The defendant contends that there is no liability because plaintiff had been tubercular before the accident and that his tuberculosis at the time thereof at best had only been quiescent or arrested. The question therefore is whether the above clauses as a matter of law exclude disability arising from an active tubercular condition alleged to have been caused by accidental external means in a case in which a previously existing tuberculosis had been arrested.
A mere weakened condition, a predisposition to disease or a condition caused by a previous disease as distinguished from a disease actually existing at the time of the accident will not prevent recovery. Silverstein v. Metropolitan Life Ins. Co., 254 N.Y. 81, 85, 171 N.E. 914; Prudential Insurance Co. v. Carlson, 10 Cir., 126 F.2d 607. See McMartin v. Fidelity Casualty Co., 264 N.Y. 220, 190 N.E. 414, reversing 239 App. Div. 296, 267 N YS. 473; Bush v. Order of United Commercial Travelers, 2 Cir., 124 F.2d 528, certiorari denied 316 U.S. 696, 62 S.Ct. 1291, 86 L.Ed. 1765.

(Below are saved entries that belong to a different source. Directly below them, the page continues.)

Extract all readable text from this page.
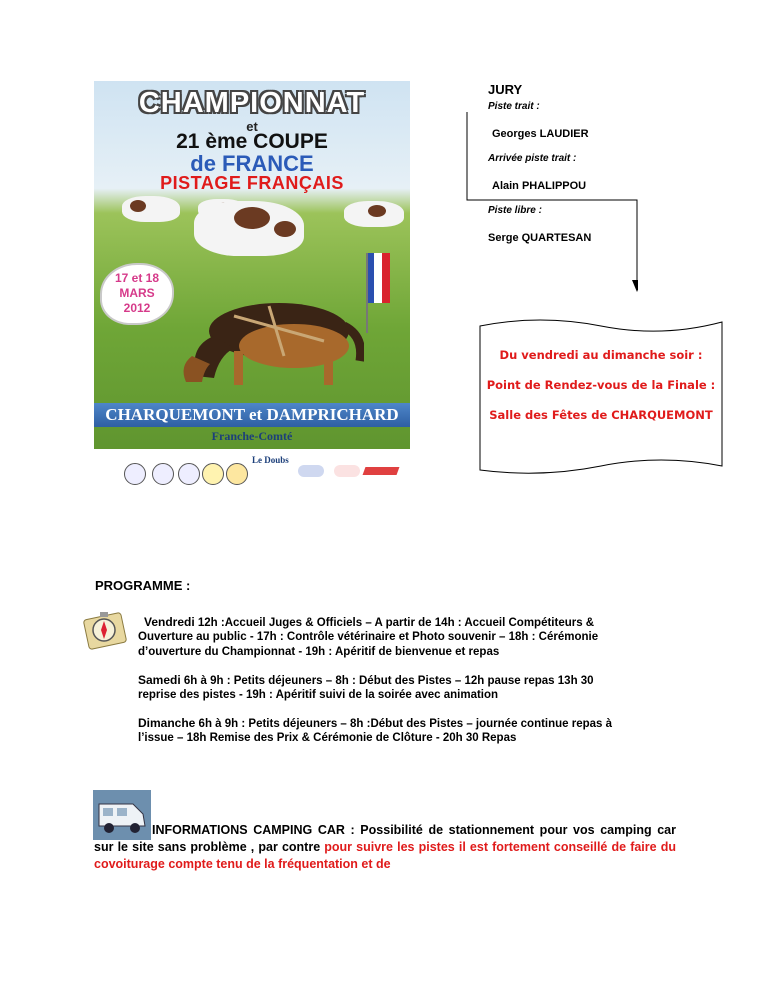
CHAMPIONNAT
et
21 ème COUPE
de FRANCE
PISTAGE FRANÇAIS
17 et 18
MARS
2012
CHARQUEMONT et DAMPRICHARD
Franche-Comté
Le Doubs
JURY
Piste trait :
Georges LAUDIER
Arrivée piste trait :
Alain PHALIPPOU
Piste libre :
Serge QUARTESAN
Du vendredi au dimanche soir :
Point de Rendez-vous de la Finale :
Salle des Fêtes de CHARQUEMONT
PROGRAMME :
Vendredi 12h :Accueil Juges & Officiels – A partir de 14h : Accueil Compétiteurs &
Ouverture au public - 17h : Contrôle vétérinaire et Photo souvenir – 18h : Cérémonie
d’ouverture du Championnat - 19h : Apéritif de bienvenue et repas
Samedi 6h à 9h : Petits déjeuners – 8h : Début des Pistes – 12h pause repas 13h 30
reprise des pistes - 19h : Apéritif suivi de la soirée avec animation
Dimanche 6h à 9h : Petits déjeuners – 8h :Début des Pistes – journée continue repas à
l’issue – 18h Remise des Prix & Cérémonie de Clôture - 20h 30 Repas
INFORMATIONS CAMPING CAR : Possibilité de stationnement pour vos camping car sur le site sans problème , par contre pour suivre les pistes il est fortement conseillé de faire du covoiturage compte tenu de la fréquentation et de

"If there is no active disease, but merely a frail general condition, so that powers of resistance are easily overcome, or merely a tendency to disease which is started up and made operative, whereby death results, then there may be recovery even though the accident would not have caused that effect upon a healthy person in a normal state." Leland v. Order of United Commercial Travelers, 233 Mass. 558, 124 N.E. 517, 520, cited with approval by Judge A.N. Hand in Bush v. Order of United Commercial Travelers, supra.
Whether the disability due to tuberculosis, for which the plaintiff seeks recovery, was a flare-up of an existing disease or whether it could be, and was independently and solely occasioned by the accident, presents a question of fact the determination of which will largely depend upon expert medical testimony, possibly based on a comparison of X-ray pictures taken before and after the accident, or upon other facts not sufficiently disclosed. The record therefore presents an issue of fact to be resolved at a trial, and the motion for summary judgment on the first cause of action accordingly must be denied.